Summary of Key Takeaways

  • The Link is Real: An underactive thyroid can definitely stop your periods (amenorrhoea) or make them irregular by disrupting the hormonal signals that trigger ovulation.
  • Irregularity Comes in Many Forms: From oligomenorrhea (infrequent periods) to spotting and short cycles, an underactive thyroid and periods connection isn't always about a total absence of bleeding.
  • Watch for Heavy Flow: An underactive thyroid heavy periods presentation is common and can lead to iron deficiency anaemia, adding to your fatigue.
  • Watch for Clues: Look for the "cluster" of symptoms—fatigue, weight gain, feeling cold, and brain fog—alongside the changes to your cycle.
  • GP First: Always consult your GP to rule out pregnancy and other urgent causes like PCOS or perimenopause.
  • The Blue Horizon Method: Use a phased approach. Rule out basics, track your symptoms, and use targeted testing (like our Bronze to Platinum tiers) to get a fuller picture of your health.
  • Give it Time: Expect three to six months for your cycle to normalise once your thyroid levels are stable on medication.

Managing your health is a journey, not a quick fix. By understanding the science behind your symptoms and taking a structured, doctor-led approach, you can move away from the frustration of "mystery symptoms" and toward a clearer understanding of your own body.

FAQ

Can an underactive thyroid make my periods heavier instead of stopping them?

Yes. While hypothyroidism can cause periods to stop, it is actually very common for it to cause periods to become heavier, longer, or more frequent (menorrhagia). This happens because a lack of thyroid hormone can interfere with how the lining of the womb breaks down and can also affect the body's blood-clotting mechanisms. If you are soaking through pads or tampons every hour or passing large clots, you should consult your GP promptly.

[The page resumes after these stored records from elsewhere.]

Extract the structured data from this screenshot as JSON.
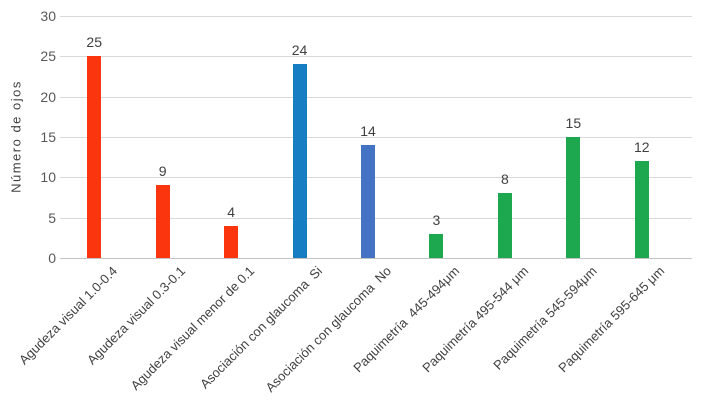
{
  "chart_data": {
    "type": "bar",
    "title": "",
    "xlabel": "",
    "ylabel": "Número de ojos",
    "ylim": [
      0,
      30
    ],
    "yticks": [
      0,
      5,
      10,
      15,
      20,
      25,
      30
    ],
    "grid": true,
    "legend": false,
    "categories": [
      "Agudeza visual 1.0-0.4",
      "Agudeza visual 0.3-0.1",
      "Agudeza visual menor de 0.1",
      "Asociación con glaucoma  Si",
      "Asociación con glaucoma  No",
      "Paquimetría  445-494μm",
      "Paquimetría 495-544 μm",
      "Paquimetría 545-594μm",
      "Paquimetría 595-645 μm"
    ],
    "values": [
      25,
      9,
      4,
      24,
      14,
      3,
      8,
      15,
      12
    ],
    "bar_colors": [
      "#fb350d",
      "#fb350d",
      "#fb350d",
      "#157dc2",
      "#4472c4",
      "#1da84f",
      "#1da84f",
      "#1da84f",
      "#1da84f"
    ],
    "colors": {
      "red_series": "#fb350d",
      "blue_dark": "#157dc2",
      "blue_light": "#4472c4",
      "green_series": "#1da84f",
      "gridline": "#d9d9d9",
      "axis_line": "#c3c3c3",
      "tick_text": "#595959",
      "label_text": "#404040",
      "background": "#ffffff"
    }
  }
}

How long does it take for periods to return after starting thyroid treatment?

Every woman is different, but for many, the menstrual cycle begins to regulate within two to three months of achieving stable, optimal thyroid hormone levels on medication. It takes time for the "feedback loop" between the brain and ovaries to reset. If your periods haven’t returned after six months of stable thyroid levels, it is important to discuss this with your GP to investigate other potential causes.

Why does Blue Horizon test for magnesium and cortisol alongside thyroid markers?

We include these as "Blue Horizon Extras" because they provide essential clinical context. Magnesium is a vital cofactor for many enzymatic reactions, including those involving thyroid hormones. Cortisol is our primary stress hormone; high or low cortisol can mimic thyroid symptoms and directly interfere with how your body uses thyroid hormones. Most standard tests ignore these cofactors, but we believe they are key to understanding the "bigger picture" of why you feel the way you do.

Is a fingerprick test as accurate as a clinic blood draw for thyroid levels?

For most markers in our Bronze, Silver, and Gold tiers, a fingerprick (microtainer) sample or a Tasso device sample is highly effective and accurate when collected correctly. However, the quality of the sample is paramount. This is why we recommend the Platinum test be done via a professional venous draw—it requires a larger volume of blood and a higher level of stability for the extensive range of metabolic markers included. Regardless of the method, following the 9am timing recommendation helps ensure consistency.